Les avancées enregistrées dans le domaine de la lutte contre les discriminations restent fragiles et peuvent au contraire être effacées par le retour d’un racisme « relooké », masqué par un discours à double détente et par l’instauration d’un climat où ceux qui ne sont pas perçus comme purement autochtones sont stigmatisées, non plus seulement par référence à leurs apparences, mais par leurs cultures et leurs religions réputées radicalement étrangères, hostiles et inassimilables. L’altérité serait elle dangereuse pour la survie de la Nation ? Et les êtres humains appartiennent irrévocablement à leur culture supposée. Ce climat régressif est alimenté par le débat « identitaires » promus par les autorités politiques dont la finalité est pour le moins douteuse.

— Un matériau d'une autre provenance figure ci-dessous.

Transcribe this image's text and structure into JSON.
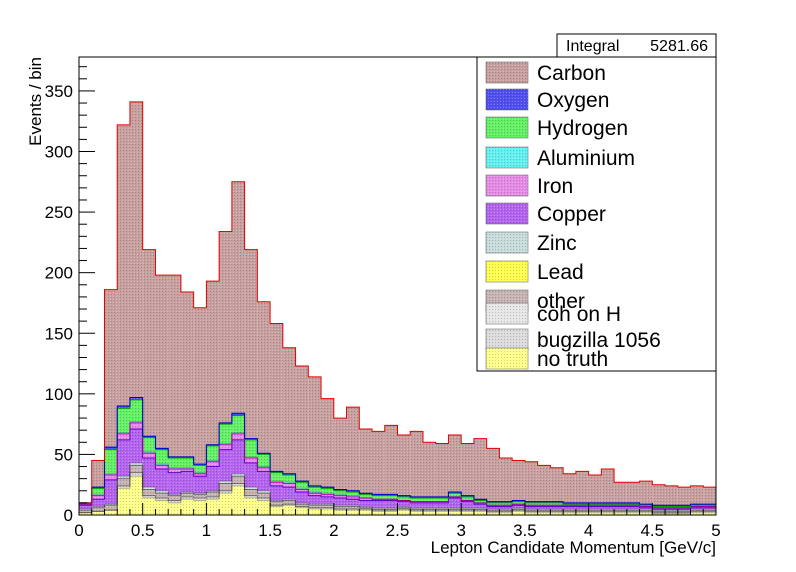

Il n’est pas possible d’asservir des hommes sans logiquement les inférioriser de part en part. Et le racisme n’est que l’explication émotionnelle, affective, quelques fois intellectuelle de cette infériorisation.

Permettez moi de citer une phrase de Frantz Fanon lors du Congrès des écrivains et artistes noirs à Rome « le raciste dans une culture avec racisme est donc normal. L’adéquation des rapports économiques et de l’idéologie est chez lui parfaite. Certes, l’idée que l’ont se fait de l’homme n’est jamais totalement dépendante des rapports économiques, c’est-à-dire, ne l’oublions pas, des rapports historiquement et géographiquement entre les hommes et les groupes. Des membres de plus en plus nombreux appartenant à des sociétés racistes prennent position. Ils mettent leur vie au service d’un monde où le racisme serait impossible. Mais ce recul, cette abstraction, cet engagement solennel ne sont pas à la portée de tous. On ne peut exiger sans dommages d’un homme qu’il soit contre les « préjugés de son groupe ».

La crise économique et le désarroi qu’elle engendre est propice à tous les discours d’ordre fondés sur la responsabilisation des catégories les plus fragiles.

Dix ans après Durban, les progrès devraient, bien sûr, être impérativement consolidés et élargis. La vague de populisme xénophobe qui traverse l’Europe remet en question des politiques antiracistes que l’Histoire de ce continent rend plus urgentes que jamais. Les bonnes pratiques pour combattre le racisme, la discrimination raciale, la xénophobie et l’intolérance supposent que soit abandonnée l’idée de l’Etat menacé par l’autre au profit de l’apport de la diversité, de l’imprévu, des fécondités du monde.

Décider et prendre le risque d’être-dans-le-monde c’est ce qui donnera la liberté d’entreprendre et l’audace de changer, d’être changé et de se changer, dès lors la question de l’entrée vers de bonnes pratiques se posera autrement et à l’endroit exact où cela se doit, à savoir l’importance de l’établissement de nouveaux rapports entre les peuples, de relations fondées sur le principe de l’égalité entre Etats : le droit à réparation pour les injustices commises, l’annulation de la dette, l’évacuation immédiate de toutes les armées étrangères pour assurer une vraie coopération future, des échanges mutuels authentiques, seuls gages de paix et de progrès pour les peuples du monde.